- Born: Helen Patricia Freiday August 4, 1921 Jefferson County, Idaho
- Died: June 21, 2016 (age 94) Fredericksburg, Texas
- Occupation: Singer
- Spouse: David Berwick Vinson Jr.
- Children: 1 son 1 daughter

= Pat Friday =

American singer

Pat Friday (born Helen Patricia Freiday; August 4, 1921 – June 21, 2016) was an American singer who worked with Glenn Miller on his films in the early 1940s.

==Early years==
Friday was born in Jefferson County, Idaho, the daughter of France Everett Freiday and Helen Katherine Abbott.

She was discovered by Bing Crosby when he heard her sing during an amateur night at the Victor Hugo cafe in Hollywood. She was performing there at the urging of her sorority sisters at the University of California, Los Angeles, where she was studying home economics. Crosby was so impressed that he arranged to have her on his Kraft Music Hall show on May 25, 1939, where she sang “Begin the Beguine” and “Sing a Song of Sunbeams”. She continued on the show through the summer of 1939 with Variety commenting "As for the vocal department the program is well set for Bing Crosby's 13-week absence. The interim should do much to build Pat Friday, a schoolgirl, into major favor with the fans. Her voice is clear, lyrical and likeable, while the Music Maids, rhythm trio, contribute the right amount of salt and pepper to the show's vocal casserole". After that summer season, Friday returned to college.

==Film==
Friday was a "ghost singer" who dubbed songs for Lynn Bari and was never credited.
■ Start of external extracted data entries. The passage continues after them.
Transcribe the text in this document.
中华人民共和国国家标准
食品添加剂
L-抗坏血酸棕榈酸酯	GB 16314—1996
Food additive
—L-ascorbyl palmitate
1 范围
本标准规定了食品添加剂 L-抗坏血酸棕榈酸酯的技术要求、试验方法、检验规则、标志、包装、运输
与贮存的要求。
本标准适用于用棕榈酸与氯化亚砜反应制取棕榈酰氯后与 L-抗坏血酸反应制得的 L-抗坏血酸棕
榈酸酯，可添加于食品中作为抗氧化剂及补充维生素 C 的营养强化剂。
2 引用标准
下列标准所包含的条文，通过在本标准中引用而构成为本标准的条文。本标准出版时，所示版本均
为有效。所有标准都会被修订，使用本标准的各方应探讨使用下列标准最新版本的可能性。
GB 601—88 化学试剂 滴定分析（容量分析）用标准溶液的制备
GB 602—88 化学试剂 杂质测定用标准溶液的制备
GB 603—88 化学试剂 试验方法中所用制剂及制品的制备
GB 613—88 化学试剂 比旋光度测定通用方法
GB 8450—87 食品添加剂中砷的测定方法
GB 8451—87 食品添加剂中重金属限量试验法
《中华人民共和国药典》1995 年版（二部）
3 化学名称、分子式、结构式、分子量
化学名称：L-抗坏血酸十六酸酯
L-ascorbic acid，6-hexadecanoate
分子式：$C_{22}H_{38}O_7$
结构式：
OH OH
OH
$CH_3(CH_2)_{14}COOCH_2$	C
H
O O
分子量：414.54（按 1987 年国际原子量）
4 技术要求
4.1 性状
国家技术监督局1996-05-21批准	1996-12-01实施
She sang "I Know Why (And So Do You)", the original vocal version of "At Last", and "Serenade in Blue" in the Glenn Miller movies Sun Valley Serenade and Orchestra Wives. She also was heard as a singer on the radio in The Story of G.I. Joe (1945).

==Radio==
While still a student at UCLA, Friday was a singer on The Old Gold Don Ameche Show on the NBC Red radio network in 1940. A contemporary magazine article noted, "In order to attend rehearsals she has to cut Friday afternoon classes ... but she makes up by spending all the time she can in a corner of the studio, carefully doing her homework."

Later, after a short retirement following her marriage, Friday was a singer on The Roy Rogers Show, in the 1944–45 season although she did not care for that style of music.

She also sang on the Armed Forces Radio Service programs G.I. Journal and Personal Album.

==Recording==
Friday was a recording artist with Decca Records and Enterprise Records.

==Personal life==
On December 28, 1940, Friday married David Berwick Vinson Jr. in Beverly Wilshire Methodist Church in Los Angeles, California. They had a son and a daughter.

==Death==
Friday died June 21, 2016, at her home in Fredericksburg, Texas.